On 19/05/11 14:48, Erwann ABALEA wrote:
Bonjour Tim,

Hodie XIV Kal. Iun. MMXI, Tim Watts scripsit:

Thanks for that. I'm not sure how to do random serials (I let
openssl manage those) but it interesting to know it makes a
difference.

This how I do this:
  - in the setup phase, after having generated the CA private key,
    generate a secret key (16 random bytes taken from /dev/urandom will
    suffice), and place this key into<CAdir>/private/secretkey; I also
    create a file named "counter", in the same directory as the
    "serial" one, and init it with an "echo 1>  ..../counter"
  - when I want to sign a certificate, do this:
      SECRETKEY=`od -t x1 -A n DIRECTORY/private/secretkey | sed 's/ //g' | tr 
'a-f' 'A-F'`
      COUNTER=`cat DIRECTORY/counter`
      echo `expr $COUNTER + 1`>  DIRECTORY/counter
      SERIALHEX=`echo -n $COUNTER | openssl enc -e -K $SECRETKEY -iv 
00000000000000000000000000000000 -aes-128-cbc | od -t x1 -A n | sed 's/ //g' | 
tr 'a-f' 'A-F'`
      SERIAL=`(echo ibase=16; echo $SERIALHEX) | bc -l`
    and then either:
     - use "-set_serial $SERIAL" if you produce a self-signed
       certificate with the "openssl req" command
     - do "echo $SERIAL>  DIRECTORY/serial", and run the "openssl ca"
       command as usual

Hi Erwann,


I presume there is a slight possibility of a serial number clash with that? Not that it's a problem, but it would be wise to check index.txt to see if the number has been used before?

The issuerAltName extension is useless as stated (I'd say it's also
useless in general, but I won't argue).

What should it be in this context?

Don't use this extension, unless you want to name your CA with another
name as the one given in its issuerName :)

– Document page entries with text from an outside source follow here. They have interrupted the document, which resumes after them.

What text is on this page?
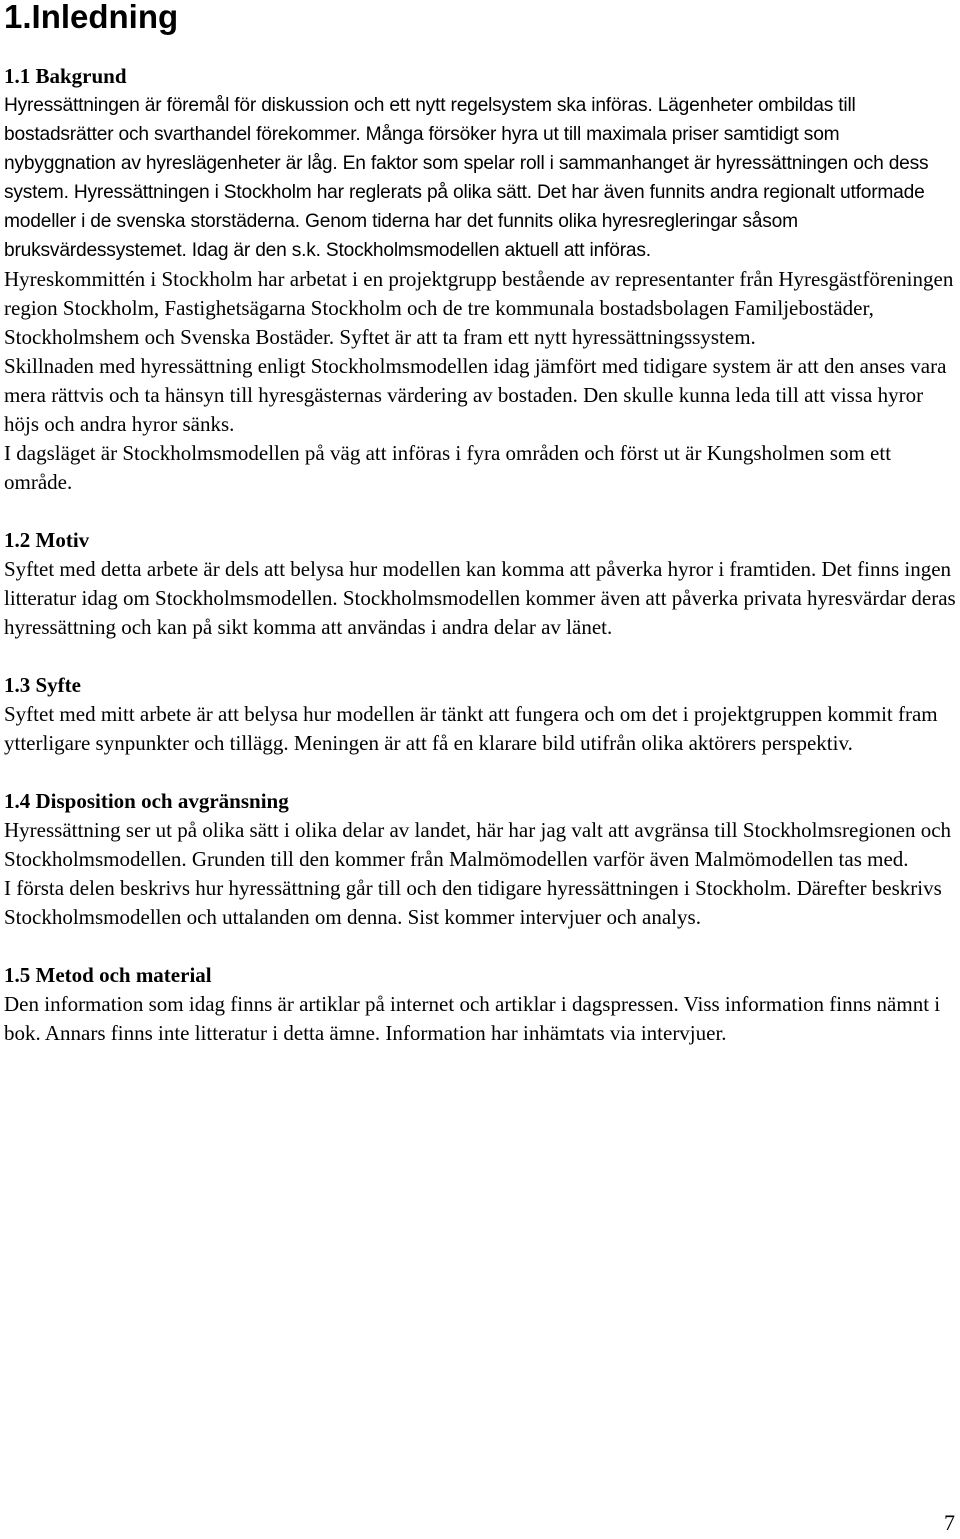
1.Inledning
1.1 Bakgrund

Hyressättningen är föremål för diskussion och ett nytt regelsystem ska införas. Lägenheter ombildas till bostadsrätter och svarthandel förekommer. Många försöker hyra ut till maximala priser samtidigt som nybyggnation av hyreslägenheter är låg. En faktor som spelar roll i sammanhanget är hyressättningen och dess system. Hyressättningen i Stockholm har reglerats på olika sätt. Det har även funnits andra regionalt utformade modeller i de svenska storstäderna. Genom tiderna har det funnits olika hyresregleringar såsom bruksvärdessystemet. Idag är den s.k. Stockholmsmodellen aktuell att införas.

Hyreskommittén i Stockholm har arbetat i en projektgrupp bestående av representanter från Hyresgästföreningen region Stockholm, Fastighetsägarna Stockholm och de tre kommunala bostadsbolagen Familjebostäder, Stockholmshem och Svenska Bostäder. Syftet är att ta fram ett nytt hyressättningssystem.

Skillnaden med hyressättning enligt Stockholmsmodellen idag jämfört med tidigare system är att den anses vara mera rättvis och ta hänsyn till hyresgästernas värdering av bostaden. Den skulle kunna leda till att vissa hyror höjs och andra hyror sänks.

I dagsläget är Stockholmsmodellen på väg att införas i fyra områden och först ut är Kungsholmen som ett område.

1.2 Motiv

Syftet med detta arbete är dels att belysa hur modellen kan komma att påverka hyror i framtiden. Det finns ingen litteratur idag om Stockholmsmodellen. Stockholmsmodellen kommer även att påverka privata hyresvärdar deras hyressättning och kan på sikt komma att användas i andra delar av länet.

1.3 Syfte

Syftet med mitt arbete är att belysa hur modellen är tänkt att fungera och om det i projektgruppen kommit fram ytterligare synpunkter och tillägg. Meningen är att få en klarare bild utifrån olika aktörers perspektiv.

1.4 Disposition och avgränsning

Hyressättning ser ut på olika sätt i olika delar av landet, här har jag valt att avgränsa till Stockholmsregionen och Stockholmsmodellen. Grunden till den kommer från Malmömodellen varför även Malmömodellen tas med.

I första delen beskrivs hur hyressättning går till och den tidigare hyressättningen i Stockholm. Därefter beskrivs Stockholmsmodellen och uttalanden om denna. Sist kommer intervjuer och analys.

1.5 Metod och material

Den information som idag finns är artiklar på internet och artiklar i dagspressen. Viss information finns nämnt i bok. Annars finns inte litteratur i detta ämne. Information har inhämtats via intervjuer.

7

Yes - I understand now - ta!

I read an interesting blog by a google employee on the issue of CRLs
and avoiding the whole issue by setting up automatic distribution of
very short time-to-live certs:

http://www.imperialviolet.org/2011/03/18/revocation.html

(Adam is an ex-student of the uni I used to work at - a very sharp
fellow indeed).

That's an interesting point. The author could have given more detailed
information, as some browsers use the native OS crypto API (for
example IE, Chrome or Safari), or use NSS when nothing is provided by the
OS (Chrome on Linux), or use their own crypto API (NSS for Firefox,
something else for Opera). The revocation validation is generally
performed by the used crypto API. To simplify it a little more, EV
behaviour is not imposed by this API, and is proprietary to the
browser.

You can surely deliver short-lived certificates, but you'll have to
renew them more often, and deploy them, etc. That's a lot of work :)
This solution has also be mentioned in the Mozilla CA Policy group.


I have a masterplan for that :) I have, out of necessity, a very secure "gold server" that has access to everything else (it will become the master Kerberos server one day and also needs to auto distribute kerberos keys when that happens). It is extremely well protected - which means the issue of caching the CA passphrase on it is moot (if anyone hacks that server, they own everything anyway - SSL will be the least of our problems - a point that is generally true of any master authentication or config management server even without the additional abilities this one has).

The infrastructure I envisage is one where a database will have a record of all SSL enabled services and cert/key file locations plus CN information - which makes it practical to run and distribute by itself - which then makes Adam's idea viable.

Not that our infrastructure actually needs bomb proof SSL (we are not a big target and we don't have any financial information to protect) - but it is interesting academically.